Radionuclide scanning with 99mTc-labeled red blood cells and technetium-99m sulfur colloid is often used to identify the source of occult lower gastrointestinal bleeding. These techniques have been evaluated for the detection of endoleaks following EVAR. Thus far, the results have been somewhat disappointing. One study found that although endoleaks were detected using nuclear medicine techniques, CT was more sensitive in endoleak detection35 (Fig. 5). However, Hovsepian and colleagues were unable to detect slow-filling or rapid-flow endoleaks using scintigraphy with Tc-99m sulfur colloid.36

Figure 5.

Figure 5

(A) Computed tomographic angiography showing an endoleak (white arrow). (B) This same endoleak is shown on a nuclear medicine tagged red blood cell study (black arrow).

Pressure Monitoring

Recently, pressure-monitoring sensors have been proposed as an alternative to imaging for post-EVAR surveillance.37,38 These pressure sensors are implanted into the aneurysm sac and monitored externally.
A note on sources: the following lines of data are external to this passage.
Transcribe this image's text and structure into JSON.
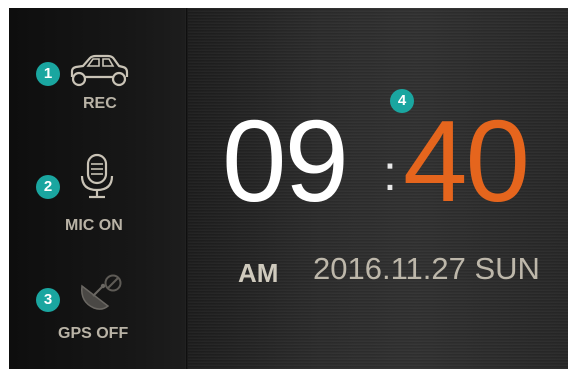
{
  "colors": {
    "badge": "#1aa6a0",
    "hours": "#ffffff",
    "minutes": "#e5651d",
    "label": "#b9b3a6"
  },
  "status": {
    "rec": {
      "label": "REC",
      "icon": "car-icon",
      "badge": "1"
    },
    "mic": {
      "label": "MIC ON",
      "icon": "microphone-icon",
      "badge": "2"
    },
    "gps": {
      "label": "GPS OFF",
      "icon": "satellite-dish-off-icon",
      "badge": "3"
    }
  },
  "clock": {
    "badge": "4",
    "hours": "09",
    "separator": ":",
    "minutes": "40",
    "ampm": "AM",
    "date": "2016.11.27 SUN"
  }
}
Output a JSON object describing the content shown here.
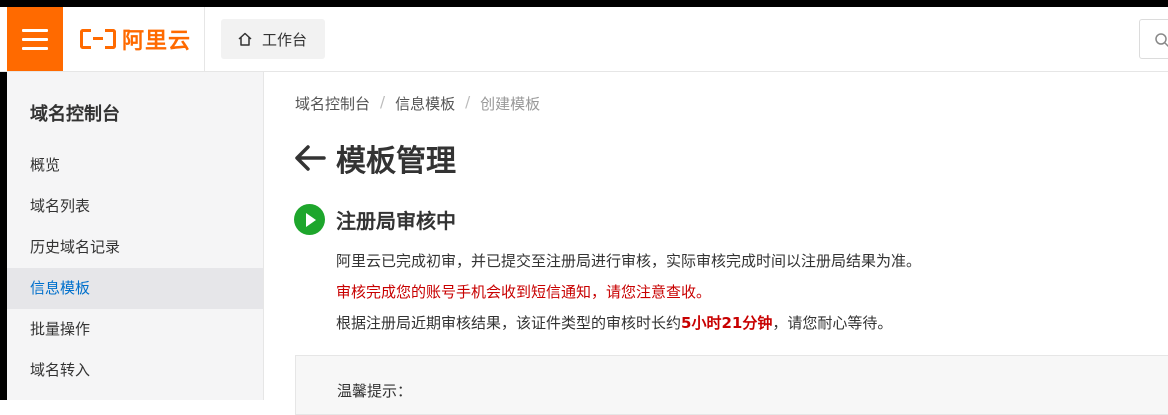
{
  "header": {
    "brand_text": "阿里云",
    "workbench_label": "工作台",
    "accent_color": "#ff6a00"
  },
  "sidebar": {
    "title": "域名控制台",
    "items": [
      {
        "label": "概览",
        "active": false
      },
      {
        "label": "域名列表",
        "active": false
      },
      {
        "label": "历史域名记录",
        "active": false
      },
      {
        "label": "信息模板",
        "active": true
      },
      {
        "label": "批量操作",
        "active": false
      },
      {
        "label": "域名转入",
        "active": false
      }
    ]
  },
  "breadcrumb": {
    "items": [
      "域名控制台",
      "信息模板",
      "创建模板"
    ],
    "separator": "/"
  },
  "page": {
    "title": "模板管理"
  },
  "status": {
    "title": "注册局审核中",
    "line1": "阿里云已完成初审，并已提交至注册局进行审核，实际审核完成时间以注册局结果为准。",
    "line2": "审核完成您的账号手机会收到短信通知，请您注意查收。",
    "line3_prefix": "根据注册局近期审核结果，该证件类型的审核时长约",
    "line3_highlight": "5小时21分钟",
    "line3_suffix": "，请您耐心等待。",
    "status_color": "#1ea62c",
    "warning_color": "#c80000"
  },
  "tips": {
    "title": "温馨提示："
  }
}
Although this technology is largely investigational, early results have been encouraging for the detection of type 1 and type 3 endoleaks.37 Type 2 endoleaks have variable aneurysm sac pressures, and thus pressure monitoring may not been as effective with this type of endoleak.37

CURRENT RECOMMENDATIONS FOR IMAGING SURVEILLANCE

Results from the EUROSTAR trial demonstrated that EVAR performed using first- and second-generation stents were associated with late failure,39 although it is believed that newer stent-graft technology will be associated with improved outcomes.40 Nonetheless, the paucity of long-term clinical outcomes following EVAR currently warrants lifelong imaging surveillance for changes in aneurysm size and to detect endoleaks. Although there is growing evidence in support of techniques such as US, magnetic resonance, and pressure monitoring, we believe that currently, CT and DSA allow for the most accurate detection and classification of endoleaks. Most institutions utilize serial CTA: at our center, we recommend postprocedural CTA at 30 days, 6 months, and annually thereafter.

CONCLUSION

Endoleaks are a unique complication of EVAR that necessitate lifelong imaging surveillance for the patient. Several imaging modalities may be used to monitor the patient for endoleaks and other complications related to the stent graft. At present, CTA remains the gold standard for the detection of endoleaks. Compared with magnetic resonance and ultrasonography, CTA is the most sensitive modality available for endoleak detection. Nonetheless, follow-up imaging with DSA is critical for endoleak classification and to guide decisions regarding therapy.